The end of May

Well, we can officially cast our clouts now – May being over and out. Though (as any fule kno) that’s really about Hawthorn blossom – but then that’s gone too. My dear wife was trying to paint the outside of our wooden conservatory a few days ago, and gave up because the blossom from a nearby Hawthorn tree was blowing down and becoming embedded in the paintwork.

Anyhow, June will open in the morning. This has apparently been the third warmest spring since the Fall of Constantinople in 1453 (or something like that) – although also wetter and duller (as in, less sunny) than average. That comes as no surprise, having battled with inconstant weather all month. Last Friday I was  sheltering under a hedge as the torrential rain poured down on my efforts to weed the fruit garden at The Manor. Today, at the Manor again, I had suncream on as I raced the clouds to get the mowing finished. The coming week will be wet and unsettled apparently, so the grass at The Manor – and elsewhere – needed to be cut yesterday and today, or risk waiting several days. In which time, of course, it would have grown even more, and become even harder to cut with any finesse.

The Manor has many grassy areas, but two of them I regard as ‘lawns’ in the formal sense, deserving of special care and attention. The others – alongside the stream, behind the barns, in the orchard, and ‘over the river’ – are kept a little longer, and have a slightly raffish air compared to their neatly clipped and striped neighbours.

This is ‘over the river’ – and has been left to grow tall in the middle of a circular mown walk 

Looking towards the Oriental garden, one of the grass areas running alongside the stream.

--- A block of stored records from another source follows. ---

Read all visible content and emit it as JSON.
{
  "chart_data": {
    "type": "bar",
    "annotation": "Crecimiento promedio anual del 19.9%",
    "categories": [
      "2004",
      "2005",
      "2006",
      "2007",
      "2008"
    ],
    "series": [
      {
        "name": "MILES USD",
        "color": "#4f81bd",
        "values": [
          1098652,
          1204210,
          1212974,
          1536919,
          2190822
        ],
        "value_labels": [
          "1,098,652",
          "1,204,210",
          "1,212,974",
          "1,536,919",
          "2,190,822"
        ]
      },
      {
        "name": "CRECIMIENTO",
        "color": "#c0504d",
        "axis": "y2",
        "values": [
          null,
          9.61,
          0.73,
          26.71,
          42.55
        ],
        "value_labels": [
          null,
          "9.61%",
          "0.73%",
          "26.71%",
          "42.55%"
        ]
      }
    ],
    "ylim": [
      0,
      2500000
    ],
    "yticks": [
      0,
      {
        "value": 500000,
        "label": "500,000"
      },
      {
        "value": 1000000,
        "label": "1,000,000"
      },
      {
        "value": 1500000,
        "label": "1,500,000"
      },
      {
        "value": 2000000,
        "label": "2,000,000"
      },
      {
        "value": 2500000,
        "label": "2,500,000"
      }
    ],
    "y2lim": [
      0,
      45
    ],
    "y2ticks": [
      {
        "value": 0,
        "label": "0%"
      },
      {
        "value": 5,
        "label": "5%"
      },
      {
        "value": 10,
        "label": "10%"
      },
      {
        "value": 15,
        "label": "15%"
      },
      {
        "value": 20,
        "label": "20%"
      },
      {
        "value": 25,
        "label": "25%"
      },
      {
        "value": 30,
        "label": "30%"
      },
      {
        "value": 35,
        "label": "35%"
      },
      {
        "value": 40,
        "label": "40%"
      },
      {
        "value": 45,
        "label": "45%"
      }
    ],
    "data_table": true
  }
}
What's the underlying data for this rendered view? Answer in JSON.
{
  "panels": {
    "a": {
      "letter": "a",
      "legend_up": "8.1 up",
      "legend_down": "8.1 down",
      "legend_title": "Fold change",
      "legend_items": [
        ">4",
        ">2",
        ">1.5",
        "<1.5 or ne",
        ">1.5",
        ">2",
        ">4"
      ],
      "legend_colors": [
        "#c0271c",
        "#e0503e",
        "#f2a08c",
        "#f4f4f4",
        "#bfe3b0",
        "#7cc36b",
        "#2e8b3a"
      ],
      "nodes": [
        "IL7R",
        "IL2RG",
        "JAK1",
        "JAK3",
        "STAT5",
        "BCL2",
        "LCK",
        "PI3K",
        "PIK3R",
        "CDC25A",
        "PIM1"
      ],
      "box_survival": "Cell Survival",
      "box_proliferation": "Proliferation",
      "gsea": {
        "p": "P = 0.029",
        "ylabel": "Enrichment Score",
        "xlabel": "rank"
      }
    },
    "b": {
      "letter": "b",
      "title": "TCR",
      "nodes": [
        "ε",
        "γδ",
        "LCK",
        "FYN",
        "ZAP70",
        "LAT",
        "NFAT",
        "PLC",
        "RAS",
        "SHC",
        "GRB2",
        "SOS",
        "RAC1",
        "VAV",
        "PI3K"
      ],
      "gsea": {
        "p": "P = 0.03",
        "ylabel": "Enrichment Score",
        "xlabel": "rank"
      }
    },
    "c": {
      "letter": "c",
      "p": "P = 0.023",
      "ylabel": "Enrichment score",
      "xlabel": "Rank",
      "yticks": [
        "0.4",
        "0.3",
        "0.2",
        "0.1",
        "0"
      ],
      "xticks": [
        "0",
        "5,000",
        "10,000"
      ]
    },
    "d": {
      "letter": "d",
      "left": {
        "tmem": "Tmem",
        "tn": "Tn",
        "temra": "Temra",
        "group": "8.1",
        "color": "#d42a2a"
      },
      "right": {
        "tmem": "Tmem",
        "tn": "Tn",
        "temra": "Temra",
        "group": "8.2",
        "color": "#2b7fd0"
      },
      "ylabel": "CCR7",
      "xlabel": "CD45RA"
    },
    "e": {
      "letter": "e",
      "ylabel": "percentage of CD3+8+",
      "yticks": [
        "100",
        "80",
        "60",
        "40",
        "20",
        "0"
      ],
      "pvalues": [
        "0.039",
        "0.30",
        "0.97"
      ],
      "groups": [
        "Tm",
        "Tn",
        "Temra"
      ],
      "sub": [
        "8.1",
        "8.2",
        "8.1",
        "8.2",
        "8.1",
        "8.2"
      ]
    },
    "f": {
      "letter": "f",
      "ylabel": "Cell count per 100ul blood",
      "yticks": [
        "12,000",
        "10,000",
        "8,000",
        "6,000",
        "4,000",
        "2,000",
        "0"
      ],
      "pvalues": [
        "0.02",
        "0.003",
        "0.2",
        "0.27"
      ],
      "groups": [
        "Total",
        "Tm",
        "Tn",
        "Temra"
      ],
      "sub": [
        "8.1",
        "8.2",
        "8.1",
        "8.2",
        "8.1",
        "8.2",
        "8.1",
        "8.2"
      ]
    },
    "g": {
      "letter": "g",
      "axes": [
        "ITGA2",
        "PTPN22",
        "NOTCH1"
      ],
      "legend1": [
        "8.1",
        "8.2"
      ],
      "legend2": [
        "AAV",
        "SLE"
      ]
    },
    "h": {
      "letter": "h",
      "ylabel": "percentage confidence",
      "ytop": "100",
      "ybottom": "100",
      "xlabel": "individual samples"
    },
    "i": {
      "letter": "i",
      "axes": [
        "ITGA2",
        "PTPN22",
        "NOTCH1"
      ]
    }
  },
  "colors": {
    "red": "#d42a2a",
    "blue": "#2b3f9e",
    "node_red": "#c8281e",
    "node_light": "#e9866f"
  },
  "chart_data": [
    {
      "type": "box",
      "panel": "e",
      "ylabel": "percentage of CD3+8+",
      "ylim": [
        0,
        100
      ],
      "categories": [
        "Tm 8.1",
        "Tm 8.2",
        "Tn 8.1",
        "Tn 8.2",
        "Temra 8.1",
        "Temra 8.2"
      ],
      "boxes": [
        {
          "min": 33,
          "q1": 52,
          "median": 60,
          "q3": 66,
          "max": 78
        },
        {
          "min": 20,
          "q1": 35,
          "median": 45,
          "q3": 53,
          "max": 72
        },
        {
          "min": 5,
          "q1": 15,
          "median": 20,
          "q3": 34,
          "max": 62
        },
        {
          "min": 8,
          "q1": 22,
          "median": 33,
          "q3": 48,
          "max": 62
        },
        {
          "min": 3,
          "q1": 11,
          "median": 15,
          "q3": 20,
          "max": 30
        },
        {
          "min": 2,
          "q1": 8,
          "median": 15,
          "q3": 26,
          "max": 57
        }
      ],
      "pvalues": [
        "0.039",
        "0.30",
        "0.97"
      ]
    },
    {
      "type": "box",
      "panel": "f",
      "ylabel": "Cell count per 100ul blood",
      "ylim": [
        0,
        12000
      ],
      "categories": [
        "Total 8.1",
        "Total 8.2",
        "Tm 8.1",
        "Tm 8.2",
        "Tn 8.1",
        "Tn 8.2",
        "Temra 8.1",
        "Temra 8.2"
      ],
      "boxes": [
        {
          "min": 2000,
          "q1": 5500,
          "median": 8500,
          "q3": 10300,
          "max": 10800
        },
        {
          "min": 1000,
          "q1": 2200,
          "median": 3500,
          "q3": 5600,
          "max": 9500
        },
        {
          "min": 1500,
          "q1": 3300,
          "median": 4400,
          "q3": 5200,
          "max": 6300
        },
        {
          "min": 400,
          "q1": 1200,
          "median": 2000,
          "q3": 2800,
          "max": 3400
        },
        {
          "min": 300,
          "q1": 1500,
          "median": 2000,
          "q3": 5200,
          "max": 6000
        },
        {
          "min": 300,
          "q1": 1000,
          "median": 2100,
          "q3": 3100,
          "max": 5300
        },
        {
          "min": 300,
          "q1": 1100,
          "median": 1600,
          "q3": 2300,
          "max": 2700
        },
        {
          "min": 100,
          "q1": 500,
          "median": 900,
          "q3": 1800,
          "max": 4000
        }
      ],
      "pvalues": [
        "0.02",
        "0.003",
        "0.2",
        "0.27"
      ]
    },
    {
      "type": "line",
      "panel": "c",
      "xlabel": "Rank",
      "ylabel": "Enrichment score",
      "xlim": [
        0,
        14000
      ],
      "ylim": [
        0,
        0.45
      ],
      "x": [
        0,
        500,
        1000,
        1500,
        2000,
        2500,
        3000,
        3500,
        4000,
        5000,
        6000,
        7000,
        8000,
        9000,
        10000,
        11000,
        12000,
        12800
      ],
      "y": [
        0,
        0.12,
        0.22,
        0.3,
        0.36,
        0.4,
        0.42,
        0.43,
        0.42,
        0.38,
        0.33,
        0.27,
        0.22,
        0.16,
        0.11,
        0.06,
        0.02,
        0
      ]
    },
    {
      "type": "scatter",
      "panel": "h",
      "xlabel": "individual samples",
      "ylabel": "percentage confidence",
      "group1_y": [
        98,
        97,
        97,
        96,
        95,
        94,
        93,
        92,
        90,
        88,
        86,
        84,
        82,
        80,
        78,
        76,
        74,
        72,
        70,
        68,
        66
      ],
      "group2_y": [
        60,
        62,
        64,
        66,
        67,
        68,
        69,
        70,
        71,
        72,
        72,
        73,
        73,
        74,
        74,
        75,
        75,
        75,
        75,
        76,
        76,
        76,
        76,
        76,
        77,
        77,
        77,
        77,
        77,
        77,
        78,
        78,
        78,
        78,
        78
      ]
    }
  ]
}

One of The Manor’s two ‘formal’ lawns  

Mowing has become easier now that all the bulbs in the orchard and elsewhere have died back. For a few weeks, negotiating clumps of naturalised Narcissus and Bluebells has required extra time and manoeuvre. When they’re in flower it’s absolutely worthwhile, but it becomes simply a bind when they have stopped flowering, but the foliage is still green and doing its job of feeding up the bulbs for next season. Happily, from now on, having first strimmed the over-lengthy patches to get them under control, the mower can take straighter lines.

Today I found myself talking to my mower at one point, urging it on as it coughed over a slightly longer patch of grass. Like a ploughman and his (usually ‘his’, I imagine) team, my only company for most of the working day was the mower, and it needed the encouragement.